Après deux ans d’attente, les agents du CNPE de Cruas-Meysse (Ardèche) ont pu déjeuner dans leur nouveau restaurant. ©Joseph Marando/CCAS

Le nouveau restaurant d’entreprise du CNPE de Cruas, dans l’Ardèche, a été inauguré le 29 janvier. Après deux ans et demi de travaux, pour un coût total de 6 millions d’euros, le bâtiment de 1 600 m2 accueillait ce jour-là les agents pour une pause méridienne particulière.

Instant solennel aux notes conviviales, au CNPE de Cruas, ce mardi 29 janvier : la pause méridienne avait des allures de grande récré… Et pour cause ! Entre l’animation musicale proposée par la SLVie locale, la distribution du livre de Blandine Bricka sur les métiers d’EDF (voir encadré), et après plus de deux ans de travaux, les agents du CNPE, déjà familiarisés la veille avec cet “outil sur mesure”, ont véritablement inauguré leur nouveau restaurant. Plus moderne et fonctionnel, spacieux et aéré, doté d’un espace cafétéria, le bâtiment conçu de façon collégiale entre la CCAS (exploitant des lieux), les directions d’EDF (propriétaire) et l’équipe de restauration est l’exemple même d’un compromis réussi.

Avec cette nouvelle structure pouvant accueillir plus de 800 convives, la restauration méridienne à Cruas prend ainsi un nouveau départ. Sorte de projet pilote, fer de lance de la restauration méridienne future imaginée par la CCAS, l’endroit laisse surtout augurer des possibilités extensibles en termes d’initiative. Pour Romain Belan, secrétaire général de la CMCAS Valence, présent au côté de Stéphane Brasseur, directeur de la centrale, “le restaurant, outre sa fonction première, se doit d’être un lieu de vie autour duquel nous devons construire un espace de rencontres, d’échanges et de promotions de nos Activités Sociales. L’architecture répond indéniablement à ce besoin. À nous de nous en emparer avec tous les acteurs, notamment la SLVIe, pour être au contact de nos agents.”

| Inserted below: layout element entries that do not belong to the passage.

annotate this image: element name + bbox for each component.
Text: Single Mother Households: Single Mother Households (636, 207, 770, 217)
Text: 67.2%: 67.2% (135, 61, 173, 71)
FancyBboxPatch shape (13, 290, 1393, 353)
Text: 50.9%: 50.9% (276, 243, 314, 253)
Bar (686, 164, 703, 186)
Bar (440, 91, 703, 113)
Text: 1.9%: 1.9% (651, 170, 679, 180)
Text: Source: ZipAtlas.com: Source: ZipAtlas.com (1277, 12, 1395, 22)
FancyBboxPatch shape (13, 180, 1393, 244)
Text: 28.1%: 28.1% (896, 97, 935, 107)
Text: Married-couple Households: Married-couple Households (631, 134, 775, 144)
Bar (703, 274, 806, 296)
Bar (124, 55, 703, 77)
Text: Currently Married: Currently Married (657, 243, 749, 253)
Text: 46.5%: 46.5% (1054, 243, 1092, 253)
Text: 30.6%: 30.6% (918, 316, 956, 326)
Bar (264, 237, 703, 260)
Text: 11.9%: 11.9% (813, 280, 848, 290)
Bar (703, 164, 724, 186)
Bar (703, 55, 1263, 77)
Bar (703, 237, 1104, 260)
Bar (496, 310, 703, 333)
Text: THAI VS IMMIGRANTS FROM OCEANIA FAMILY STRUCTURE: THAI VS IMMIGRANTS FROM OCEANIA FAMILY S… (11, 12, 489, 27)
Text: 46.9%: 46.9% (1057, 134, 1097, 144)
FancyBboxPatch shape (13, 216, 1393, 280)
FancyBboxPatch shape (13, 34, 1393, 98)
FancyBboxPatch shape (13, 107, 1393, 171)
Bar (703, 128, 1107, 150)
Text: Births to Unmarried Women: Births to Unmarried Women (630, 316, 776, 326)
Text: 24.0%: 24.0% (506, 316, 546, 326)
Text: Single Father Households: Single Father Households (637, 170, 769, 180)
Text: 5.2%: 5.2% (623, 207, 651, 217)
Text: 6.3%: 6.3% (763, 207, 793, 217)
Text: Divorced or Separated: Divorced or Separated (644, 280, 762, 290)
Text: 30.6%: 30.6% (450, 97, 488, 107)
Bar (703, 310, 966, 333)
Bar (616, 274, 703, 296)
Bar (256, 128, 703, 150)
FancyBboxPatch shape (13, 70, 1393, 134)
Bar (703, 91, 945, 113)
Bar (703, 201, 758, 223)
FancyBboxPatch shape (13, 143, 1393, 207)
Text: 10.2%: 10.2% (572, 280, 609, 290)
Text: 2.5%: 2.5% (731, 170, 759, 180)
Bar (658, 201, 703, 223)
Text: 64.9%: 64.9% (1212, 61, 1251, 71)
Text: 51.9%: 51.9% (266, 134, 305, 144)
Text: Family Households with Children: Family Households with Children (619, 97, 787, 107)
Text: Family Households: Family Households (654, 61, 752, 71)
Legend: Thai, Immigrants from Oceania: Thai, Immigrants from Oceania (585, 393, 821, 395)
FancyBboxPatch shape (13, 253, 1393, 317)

Romain Belan (à g.), secrétaire général de la CMCAS Valence, et Stéphane Brasseur, directeur de la centrale. ©Joseph Marando/CCAS

Côté cuisine et restauration, déjà dotée d’un score excellent en termes de conformité (hygiène et qualité), la structure, parée de ses nouveaux atours, comme ses moyens de productions vertueuses (tri des déchets) et une gestion écoresponsable des approvisionnements par circuits courts, entend bien poursuivre la dynamique de fréquentation de ces dernières années. Avec la volonté de favoriser davantage les productions locales. Et dans une région prospère, nul ne doute que le défi sera relevé. Et que le restaurant deviendra une halte incontournable pour tous les travailleurs et les travailleuses de la centrale.


Blandine Bricka à la rencontre de ses futurs lecteurs

©Joseph Marando/CCAS

C’est l’exemple même de ce que peut et doit être le restaurant. En parallèle à l’inauguration des lieux, le comité d’établissement du CNPE avait convié Blandine Bricka, auteure du livre “Électrique, les femmes et les hommes d’EDF”, à un échange avec les agents. L’occasion pour le CE, acquéreur de quelque 1  200 exemplaires de l’ouvrage, de les remettre à chaque personne présente.

Un peu plus tôt, au cours du repas, lors de sa prise de parole, l’écrivaine avait souligné sa surprise quant à la découverte d’une entreprise EDF où “l’ascenseur social fonctionne encore et où le sens du collectif semble inébranlable”.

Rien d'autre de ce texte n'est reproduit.